Nach Burnout das Leben verändert

In den zwei Jahren, in denen Gosha Zaranska das Hilfsprojekt aufbaute, hat sich in ihrem eigenen Leben einiges verändert. «Nach einem Burn-out und einer Depression musste ich damals meinen Kaderjob im Finanzbereich eines internationalen Konzerns aufgeben und war auf Jobsuche», sagt sie. Die Aufgabe in der Materialsammelstelle habe ihr eine sinnvolle Beschäftigung gegeben und sie abgelenkt. «Dabei habe ich mich aber auch ein bisschen übernommen», sagt sie rückblickend.

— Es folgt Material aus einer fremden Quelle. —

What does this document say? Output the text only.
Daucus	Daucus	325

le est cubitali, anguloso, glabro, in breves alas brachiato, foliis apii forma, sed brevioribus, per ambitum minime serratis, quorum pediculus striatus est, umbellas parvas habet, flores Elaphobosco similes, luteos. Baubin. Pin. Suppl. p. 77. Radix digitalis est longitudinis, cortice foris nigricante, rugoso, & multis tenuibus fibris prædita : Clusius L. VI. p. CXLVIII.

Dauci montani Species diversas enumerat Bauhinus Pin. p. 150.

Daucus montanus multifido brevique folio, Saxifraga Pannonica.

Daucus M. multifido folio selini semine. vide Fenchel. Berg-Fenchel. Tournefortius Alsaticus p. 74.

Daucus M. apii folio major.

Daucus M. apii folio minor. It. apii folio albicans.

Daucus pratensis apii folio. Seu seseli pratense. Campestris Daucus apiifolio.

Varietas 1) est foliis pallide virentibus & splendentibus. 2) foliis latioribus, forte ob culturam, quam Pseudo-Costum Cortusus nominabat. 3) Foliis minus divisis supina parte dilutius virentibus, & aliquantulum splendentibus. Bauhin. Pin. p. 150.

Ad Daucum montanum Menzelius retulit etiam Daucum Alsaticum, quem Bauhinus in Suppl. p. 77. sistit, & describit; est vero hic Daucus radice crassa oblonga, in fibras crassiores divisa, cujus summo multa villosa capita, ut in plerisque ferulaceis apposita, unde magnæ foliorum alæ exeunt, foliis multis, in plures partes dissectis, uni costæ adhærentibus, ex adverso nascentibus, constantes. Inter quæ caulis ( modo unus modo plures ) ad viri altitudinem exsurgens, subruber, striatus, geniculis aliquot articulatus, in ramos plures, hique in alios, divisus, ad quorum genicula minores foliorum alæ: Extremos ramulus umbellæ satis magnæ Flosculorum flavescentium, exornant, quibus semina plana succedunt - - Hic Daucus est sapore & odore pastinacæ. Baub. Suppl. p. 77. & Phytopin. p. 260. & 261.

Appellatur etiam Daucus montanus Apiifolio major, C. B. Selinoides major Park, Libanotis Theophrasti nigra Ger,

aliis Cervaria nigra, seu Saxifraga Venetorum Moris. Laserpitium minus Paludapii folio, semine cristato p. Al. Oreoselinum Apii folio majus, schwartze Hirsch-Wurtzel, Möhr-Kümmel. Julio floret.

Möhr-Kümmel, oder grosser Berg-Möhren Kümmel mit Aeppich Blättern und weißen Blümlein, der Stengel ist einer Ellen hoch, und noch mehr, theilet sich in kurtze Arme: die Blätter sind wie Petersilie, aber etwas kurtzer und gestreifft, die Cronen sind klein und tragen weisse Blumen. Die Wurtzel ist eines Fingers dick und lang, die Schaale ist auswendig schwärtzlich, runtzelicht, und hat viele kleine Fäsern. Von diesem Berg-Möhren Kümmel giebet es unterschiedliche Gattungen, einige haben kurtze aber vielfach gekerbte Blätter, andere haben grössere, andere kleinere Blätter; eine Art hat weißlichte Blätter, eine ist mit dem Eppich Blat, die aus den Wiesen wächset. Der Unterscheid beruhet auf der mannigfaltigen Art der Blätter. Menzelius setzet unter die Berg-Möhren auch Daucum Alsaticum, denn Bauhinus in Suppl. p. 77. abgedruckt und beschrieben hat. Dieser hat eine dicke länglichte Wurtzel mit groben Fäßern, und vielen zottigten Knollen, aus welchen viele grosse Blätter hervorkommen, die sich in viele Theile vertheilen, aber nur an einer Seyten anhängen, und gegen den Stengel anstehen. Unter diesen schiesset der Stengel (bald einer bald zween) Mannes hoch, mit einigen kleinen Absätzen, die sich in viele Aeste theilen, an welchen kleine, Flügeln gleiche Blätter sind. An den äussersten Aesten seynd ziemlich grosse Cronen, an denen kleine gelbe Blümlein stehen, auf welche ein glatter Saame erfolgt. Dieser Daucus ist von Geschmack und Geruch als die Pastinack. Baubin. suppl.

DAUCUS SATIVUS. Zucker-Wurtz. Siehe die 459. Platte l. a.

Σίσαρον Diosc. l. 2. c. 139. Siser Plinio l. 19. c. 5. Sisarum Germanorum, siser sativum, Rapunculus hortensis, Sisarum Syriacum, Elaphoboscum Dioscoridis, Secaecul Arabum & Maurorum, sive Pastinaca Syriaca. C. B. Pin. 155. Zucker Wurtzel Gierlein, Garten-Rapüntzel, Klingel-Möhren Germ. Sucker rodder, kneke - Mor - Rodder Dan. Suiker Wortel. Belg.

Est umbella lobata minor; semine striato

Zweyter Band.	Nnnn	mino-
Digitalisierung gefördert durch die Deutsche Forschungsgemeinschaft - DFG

Sie machte eine Therapie, lernte, auf sich und die Signale ihres Körpers zu hören, und entschied, keinen Kaderjob mehr in einem Grosskonzern zu suchen. «Ich will nicht schlechtreden, was ich 20 Jahre machte. Es hat mir gefallen, aber jetzt erscheint es mir nicht mehr sinnvoll, mein Leben nur mit Arbeit zu füllen und täglich 12 Stunden zu arbeiten.»

Mittlerweile ist sie Inhaberin einer Massage- und Therapiepraxis, die sie mit ihrer Kollegin, die ausgebildete Masseurin ist, gegründet hat. «Das entspricht meinem Wunsch, Dinge zu tun, die Menschen helfen», begründet sie den Branchenwechsel. Ein Jahr will sie sich Zeit geben, um das Geschäft zum Laufen zu bringen.

«Heute kann ich sagen, dass es mir wieder gut geht. Nicht nur, aber auch dank der Abgabestelle.» Dadurch habe sie viel gelernt und sich in der Schweiz integriert. «Vorher war ich ein Workaholic, kannte niemanden aus dem Dorf, sondern war ausschliesslich mit Arbeitskollegen aus aller Welt in Kontakt. Mittlerweile habe ich Deutsch gelernt und kenne viele Leute aus Killwangen.» Infos unter www.ukraine.gosha.ch.